Bardzo dłuuuuga podróż - W-wa via Helsinki - Shanghai to prawie 11 godz. w powietrzu.
Po 9 godzinach lotu z Helsinek lądujemy w Shanghaiu po 7 czasu miejscowego (po 1. wg czasu polskiego).
Ogromne lotnisko (nasze kurniki typu Okecie, Balice czy Pyrzowice się nie umywają...) - ale tu wszystko (tzn architektura współczesna) jest wymiaru XXXL .
Jeszcze półprzytomni jedziemy najszybszą kolejką Maglev (max. prędkość - ponad 430 km/godz.).
A potem jazda do wypasionego hotelu.
Dobrze wziąć prysznić w czyściutkiej łazience, zmienić ciuchy.

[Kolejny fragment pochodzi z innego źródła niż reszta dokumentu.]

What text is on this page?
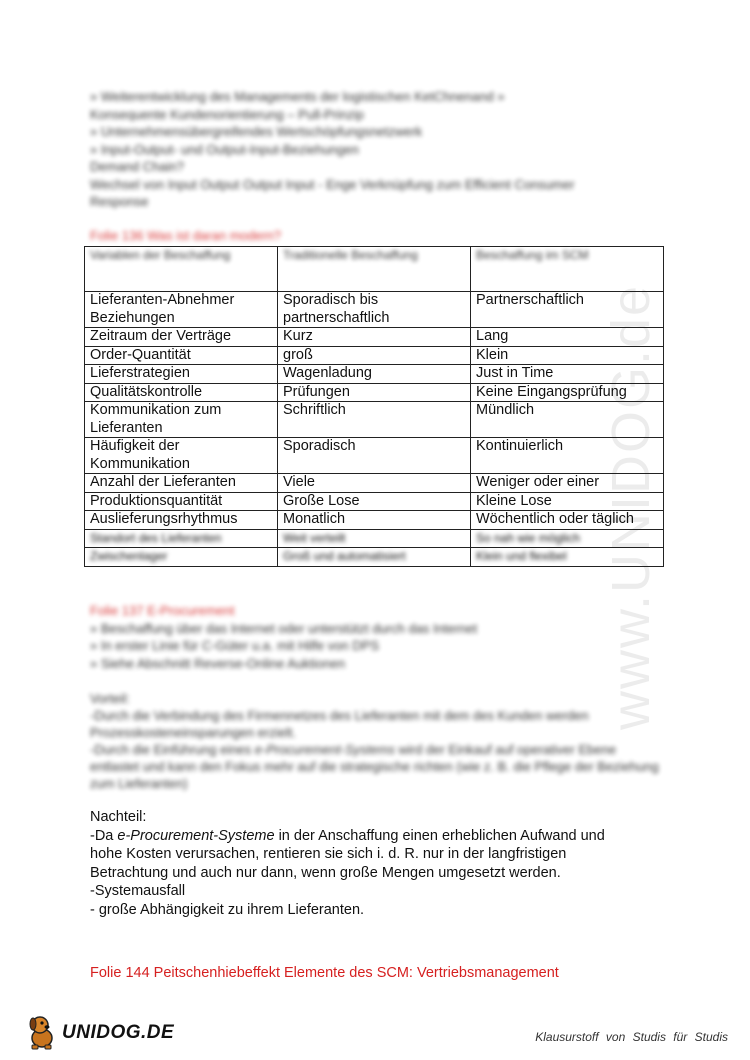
www.UNIDOG.de
» Weiterentwicklung des Managements der logistischen KetChnenand »
Konsequente Kundenorientierung – Pull-Prinzip
» Unternehmensübergreifendes Wertschöpfungsnetzwerk
» Input-Output- und Output-Input-Beziehungen
Demand Chain?
Wechsel von Input Output Output Input - Enge Verknüpfung zum Efficient Consumer
Response
Folie 136 Was ist daran modern?
Variablen der Beschaffung	Traditionelle Beschaffung	Beschaffung im SCM
Lieferanten-Abnehmer Beziehungen	Sporadisch bis partnerschaftlich	Partnerschaftlich
Zeitraum der Verträge	Kurz	Lang
Order-Quantität	groß	Klein
Lieferstrategien	Wagenladung	Just in Time
Qualitätskontrolle	Prüfungen	Keine Eingangsprüfung
Kommunikation zum Lieferanten	Schriftlich	Mündlich
Häufigkeit der Kommunikation	Sporadisch	Kontinuierlich
Anzahl der Lieferanten	Viele	Weniger oder einer
Produktionsquantität	Große Lose	Kleine Lose
Auslieferungsrhythmus	Monatlich	Wöchentlich oder täglich
Standort des Lieferanten	Weit verteilt	So nah wie möglich
Zwischenlager	Groß und automatisiert	Klein und flexibel
Folie 137 E-Procurement
» Beschaffung über das Internet oder unterstützt durch das Internet
» In erster Linie für C-Güter u.a. mit Hilfe von DPS
» Siehe Abschnitt Reverse-Online Auktionen
Vorteil:
-Durch die Verbindung des Firmennetzes des Lieferanten mit dem des Kunden werden Prozesskosteneinsparungen erzielt.
-Durch die Einführung eines e-Procurement-Systems wird der Einkauf auf operativer Ebene entlastet und kann den Fokus mehr auf die strategische richten (wie z. B. die Pflege der Beziehung zum Lieferanten)
Nachteil:
-Da e-Procurement-Systeme in der Anschaffung einen erheblichen Aufwand und
hohe Kosten verursachen, rentieren sie sich i. d. R. nur in der langfristigen
Betrachtung und auch nur dann, wenn große Mengen umgesetzt werden.
-Systemausfall
- große Abhängigkeit zu ihrem Lieferanten.
Folie 144 Peitschenhiebeffekt Elemente des SCM: Vertriebsmanagement
UNIDOG.DE	Klausurstoff von Studis für Studis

I...jazda w prawdziwy orient...
Muzeum szanghajskie - wspaniałe przykłady chińskiej sztuki - zwłaszcza wspaniałe rysunki (grafika? malarstwo?) i kaligrafia, wyposażenie wnętrz, ubiory...
Perła Orientu i widoki na miasto pełne placów budowy, spacer po Pudongu - dookoła skośnookie twarze i niezrozumiały język.
Późnowieczorna przejażdżka statkiem po Huangpu dopełnia dnia.